Líneas formativas

Los Hijos de Santa María Inmaculada impulsan su obra educativa, según lo establecido en las Constituciones de su Instituto y tienen como objetivo fundamental:

“Orientar, educar e instruir a la juventud”

Ante lo cual:

Sus obras educativas se definen como “Colegios de Iglesia, normados por el Código de Derecho Canónico, gozando de los mismos derechos y deberes de la Iglesia Católica, a quien Dios ha confiado la Misión de ayudar a los hombres para que puedan llegar a la plenitud de la vida cristiana” (C.795).

Realiza por tanto su acción educativa teniendo como fundamento los valores del Evangelio, comprometiéndose con las Orientaciones de la Iglesia Universal y local.

Los Hijos de Santa María Inmaculada cuentan con una experiencia educativa, de más de cincuenta años, en América Latina. A través de sus colegios educan y forman niños, adolescentes y jóvenes. La relación Familia – Colegio, Colegio – Parroquia es el núcleo relevante y significativo de su Misión Evangelizadora.

Se potencian y activan las siguientes líneas formativas en el sistema escolar que expresan un estilo de vida que los caracteriza y distingue, inspirados en la vida y en la obra de su Fundador:

a.- Formación integral de la persona.

Educación orientada hacia el estudiante en su totalidad, buscando llegar a todas las dimensiones del Educando. Capacidades intelectuales o cognitivas, psicológicas o afectivas y habilidades físicas o motoras. Cada niño posee un conjunto de potencialidades que los colegios debe desarrollar a través de todo el diseño curricular formal y no formal.

b.- Centralidad en Jesús.

Educar para el seguimiento de Jesús, implica conocerlo, querer imitarlo, tomarlo a Él como modelo de nuestra propia vida. Los Colegios están llamados a desarrollar los Programas de Religión, a brindar encuentros con Cristo, a favorecer un clima educativo creyente.

c.- Espiritualidad Mariana

La dimensión mariana es intrínseca al proceso de educación integral. María como modelo de la persona humana, nos enseña y nos ayuda a realizarnos como personas. La vida de María es un manual de ciencia en la educación. Nosotros debemos inclinar sobre ella la mirada para que su ciencia revele al alma la vocación de educar y de educarnos. El espíritu de familia, que nos distingue debe tener su fuente en Ella, principalmente unida a la Trinidad, como hija del Padre, madre de Jesús y Esposa del Espíritu Santo; Madre y Esposa de la familia de Nazareth.

d.- Llamado a la Santidad

Educar hacia la santidad es mostrar que la santidad es posible para todos en nuestra vida cotidiana, es un camino de progreso espiritual, somos criaturas de Dios, amadas y sostenidas por Él. Los Colegios definen e invitan a encarnar el perfil del alumno Frassinettiano como un camino para experimentar el llamado de Dios a la Santidad en la vida cotidiana del educando.

e.- Amor a la Eucaristía

Educar el amor a la Eucaristía implica formación sacramental de los estudiantes, preparación para el encuentro vivo con el Señor. Los Colegios deben favorecer un clima eucarístico, con experiencias celebrativas que llevan al estudiante a un profundo encuentro con Jesús sacramentado.

f.- Espíritu de Familia

Educar en espíritu de familia, implica actitudes y comportamientos personales como son el respeto mutuo, la sinceridad, sensibilidad para sentir, percibir las necesidades del otro, aceptación de los demás, el salir de sí mismo.

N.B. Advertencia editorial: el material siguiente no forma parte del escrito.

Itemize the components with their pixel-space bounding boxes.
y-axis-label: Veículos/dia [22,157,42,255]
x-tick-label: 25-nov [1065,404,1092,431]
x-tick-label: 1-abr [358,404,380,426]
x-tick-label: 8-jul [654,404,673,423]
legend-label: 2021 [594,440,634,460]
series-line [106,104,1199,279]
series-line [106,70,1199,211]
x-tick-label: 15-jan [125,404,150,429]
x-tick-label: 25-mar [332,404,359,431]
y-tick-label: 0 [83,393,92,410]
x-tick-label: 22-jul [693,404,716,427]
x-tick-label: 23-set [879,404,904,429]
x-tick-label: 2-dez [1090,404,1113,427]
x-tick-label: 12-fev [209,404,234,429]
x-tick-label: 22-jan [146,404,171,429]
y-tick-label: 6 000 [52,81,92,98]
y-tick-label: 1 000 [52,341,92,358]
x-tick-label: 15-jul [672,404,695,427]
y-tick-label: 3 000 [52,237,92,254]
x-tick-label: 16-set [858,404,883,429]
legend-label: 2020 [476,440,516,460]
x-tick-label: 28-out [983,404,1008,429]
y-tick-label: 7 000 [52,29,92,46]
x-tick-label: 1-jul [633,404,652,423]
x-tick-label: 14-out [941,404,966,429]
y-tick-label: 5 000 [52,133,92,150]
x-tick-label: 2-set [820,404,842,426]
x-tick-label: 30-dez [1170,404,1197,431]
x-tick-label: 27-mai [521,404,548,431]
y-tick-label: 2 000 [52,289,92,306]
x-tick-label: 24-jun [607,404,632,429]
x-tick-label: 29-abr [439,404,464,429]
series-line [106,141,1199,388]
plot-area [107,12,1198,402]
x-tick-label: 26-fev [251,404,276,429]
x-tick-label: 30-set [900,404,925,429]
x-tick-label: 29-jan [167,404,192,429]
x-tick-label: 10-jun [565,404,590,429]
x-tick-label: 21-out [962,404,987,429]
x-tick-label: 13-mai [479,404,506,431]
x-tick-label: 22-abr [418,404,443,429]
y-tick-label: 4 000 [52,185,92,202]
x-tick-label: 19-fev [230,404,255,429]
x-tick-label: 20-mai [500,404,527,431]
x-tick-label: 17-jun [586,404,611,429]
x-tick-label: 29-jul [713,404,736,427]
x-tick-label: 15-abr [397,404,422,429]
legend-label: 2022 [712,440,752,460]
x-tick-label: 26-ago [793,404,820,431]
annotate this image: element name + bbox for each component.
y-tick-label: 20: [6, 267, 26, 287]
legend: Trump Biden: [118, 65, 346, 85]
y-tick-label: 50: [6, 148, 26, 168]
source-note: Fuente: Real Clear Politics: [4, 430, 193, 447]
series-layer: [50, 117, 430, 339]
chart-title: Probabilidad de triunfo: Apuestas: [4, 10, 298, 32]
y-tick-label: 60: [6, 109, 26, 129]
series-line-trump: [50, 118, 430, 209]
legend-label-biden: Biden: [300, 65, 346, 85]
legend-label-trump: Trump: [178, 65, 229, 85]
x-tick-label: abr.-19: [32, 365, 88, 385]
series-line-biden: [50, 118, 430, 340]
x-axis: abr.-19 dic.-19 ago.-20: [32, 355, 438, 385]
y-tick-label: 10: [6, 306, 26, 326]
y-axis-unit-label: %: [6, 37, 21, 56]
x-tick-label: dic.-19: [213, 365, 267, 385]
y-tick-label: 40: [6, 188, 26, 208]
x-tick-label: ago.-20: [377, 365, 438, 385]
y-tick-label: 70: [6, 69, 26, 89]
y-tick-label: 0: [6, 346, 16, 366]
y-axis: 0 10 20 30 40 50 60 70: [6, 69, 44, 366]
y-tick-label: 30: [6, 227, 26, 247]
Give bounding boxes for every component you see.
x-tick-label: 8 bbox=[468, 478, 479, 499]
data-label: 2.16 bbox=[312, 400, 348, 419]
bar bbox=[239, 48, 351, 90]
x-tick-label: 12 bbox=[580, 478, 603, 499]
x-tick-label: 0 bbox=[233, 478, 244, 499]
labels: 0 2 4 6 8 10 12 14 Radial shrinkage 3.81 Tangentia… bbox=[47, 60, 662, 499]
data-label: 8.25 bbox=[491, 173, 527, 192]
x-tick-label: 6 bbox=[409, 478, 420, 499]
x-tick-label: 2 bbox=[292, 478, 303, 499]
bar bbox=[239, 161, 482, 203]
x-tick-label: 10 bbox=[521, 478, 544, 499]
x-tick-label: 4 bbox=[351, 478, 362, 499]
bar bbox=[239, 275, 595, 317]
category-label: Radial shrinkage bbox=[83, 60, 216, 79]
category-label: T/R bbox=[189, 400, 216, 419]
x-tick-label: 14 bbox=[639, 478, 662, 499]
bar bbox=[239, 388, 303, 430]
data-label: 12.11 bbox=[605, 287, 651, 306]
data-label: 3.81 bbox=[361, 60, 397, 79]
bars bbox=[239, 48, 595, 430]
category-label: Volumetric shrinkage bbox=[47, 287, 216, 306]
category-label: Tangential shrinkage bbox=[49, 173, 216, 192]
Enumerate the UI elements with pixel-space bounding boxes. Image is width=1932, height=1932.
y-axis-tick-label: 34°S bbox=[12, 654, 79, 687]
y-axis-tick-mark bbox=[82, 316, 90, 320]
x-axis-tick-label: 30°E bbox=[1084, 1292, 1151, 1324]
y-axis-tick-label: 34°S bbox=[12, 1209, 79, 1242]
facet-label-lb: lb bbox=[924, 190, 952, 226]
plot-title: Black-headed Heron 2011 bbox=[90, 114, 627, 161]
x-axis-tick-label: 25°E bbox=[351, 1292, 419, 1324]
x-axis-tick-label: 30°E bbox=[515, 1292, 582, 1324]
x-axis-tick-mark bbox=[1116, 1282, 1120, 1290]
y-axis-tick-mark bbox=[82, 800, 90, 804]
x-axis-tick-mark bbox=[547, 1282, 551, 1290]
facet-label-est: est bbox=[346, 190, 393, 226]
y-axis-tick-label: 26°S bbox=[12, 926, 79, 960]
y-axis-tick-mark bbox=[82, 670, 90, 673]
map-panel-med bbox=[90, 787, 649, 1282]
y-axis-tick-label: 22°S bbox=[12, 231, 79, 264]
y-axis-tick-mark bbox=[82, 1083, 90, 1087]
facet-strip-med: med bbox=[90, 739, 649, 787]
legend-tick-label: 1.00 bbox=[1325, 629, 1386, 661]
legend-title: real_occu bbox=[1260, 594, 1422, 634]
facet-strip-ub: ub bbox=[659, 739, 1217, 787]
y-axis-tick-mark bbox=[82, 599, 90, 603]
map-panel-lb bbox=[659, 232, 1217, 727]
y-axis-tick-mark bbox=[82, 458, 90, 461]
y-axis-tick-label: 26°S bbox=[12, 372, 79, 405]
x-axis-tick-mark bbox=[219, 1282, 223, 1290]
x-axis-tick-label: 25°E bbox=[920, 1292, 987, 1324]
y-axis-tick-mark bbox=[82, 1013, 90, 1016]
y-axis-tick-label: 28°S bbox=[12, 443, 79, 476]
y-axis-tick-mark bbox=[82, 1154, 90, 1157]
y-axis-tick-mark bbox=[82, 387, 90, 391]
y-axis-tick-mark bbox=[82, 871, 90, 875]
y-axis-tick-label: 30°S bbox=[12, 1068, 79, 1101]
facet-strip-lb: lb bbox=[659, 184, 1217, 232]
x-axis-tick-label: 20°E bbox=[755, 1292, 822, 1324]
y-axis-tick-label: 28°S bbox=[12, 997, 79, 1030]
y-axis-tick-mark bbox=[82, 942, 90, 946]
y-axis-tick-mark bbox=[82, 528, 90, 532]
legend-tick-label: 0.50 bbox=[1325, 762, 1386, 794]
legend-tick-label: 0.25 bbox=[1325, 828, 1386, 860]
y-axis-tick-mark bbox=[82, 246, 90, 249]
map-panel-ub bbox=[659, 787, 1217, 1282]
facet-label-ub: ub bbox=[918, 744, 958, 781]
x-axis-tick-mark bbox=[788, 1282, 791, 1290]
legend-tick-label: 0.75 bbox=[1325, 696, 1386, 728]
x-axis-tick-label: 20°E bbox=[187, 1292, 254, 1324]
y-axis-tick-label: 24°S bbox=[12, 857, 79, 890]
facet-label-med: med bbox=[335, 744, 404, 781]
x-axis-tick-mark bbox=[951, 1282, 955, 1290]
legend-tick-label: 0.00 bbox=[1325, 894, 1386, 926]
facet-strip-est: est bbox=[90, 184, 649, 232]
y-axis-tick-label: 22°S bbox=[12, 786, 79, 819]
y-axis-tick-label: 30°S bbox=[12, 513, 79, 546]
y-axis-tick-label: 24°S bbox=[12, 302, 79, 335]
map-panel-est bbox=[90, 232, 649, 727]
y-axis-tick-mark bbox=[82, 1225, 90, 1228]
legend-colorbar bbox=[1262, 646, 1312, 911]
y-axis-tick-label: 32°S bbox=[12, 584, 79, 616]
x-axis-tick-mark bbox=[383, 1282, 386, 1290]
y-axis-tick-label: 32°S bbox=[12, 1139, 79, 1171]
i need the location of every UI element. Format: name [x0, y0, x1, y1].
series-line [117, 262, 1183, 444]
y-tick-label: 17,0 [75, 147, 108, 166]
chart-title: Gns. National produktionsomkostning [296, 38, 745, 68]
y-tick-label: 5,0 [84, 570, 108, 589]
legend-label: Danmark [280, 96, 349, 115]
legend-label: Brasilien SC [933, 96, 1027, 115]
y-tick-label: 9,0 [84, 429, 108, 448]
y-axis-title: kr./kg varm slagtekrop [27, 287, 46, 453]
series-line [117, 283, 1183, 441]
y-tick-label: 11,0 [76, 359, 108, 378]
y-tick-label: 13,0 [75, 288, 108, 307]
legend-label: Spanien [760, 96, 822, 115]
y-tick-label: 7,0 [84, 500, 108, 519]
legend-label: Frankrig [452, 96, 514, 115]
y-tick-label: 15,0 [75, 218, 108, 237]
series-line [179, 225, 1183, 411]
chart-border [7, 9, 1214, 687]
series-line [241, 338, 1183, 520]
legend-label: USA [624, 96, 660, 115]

g.- Desarrollo Vocacional – Proyecto de Vida

Educar para que nuestros estudiantes descubran su vocación o Proyecto de Vida Personal – Profesional, ayudándolos a reconocer la realidad que los rodea, desarrollar una visión de futuro analizando desafíos que les permita construir un proyecto que dé sentido a sus vidas, promoviendo la responsabilidad de incluir no sólo su propio bienestar, sino que además el de los demás y de la sociedad, dando testimonio del Evangelio.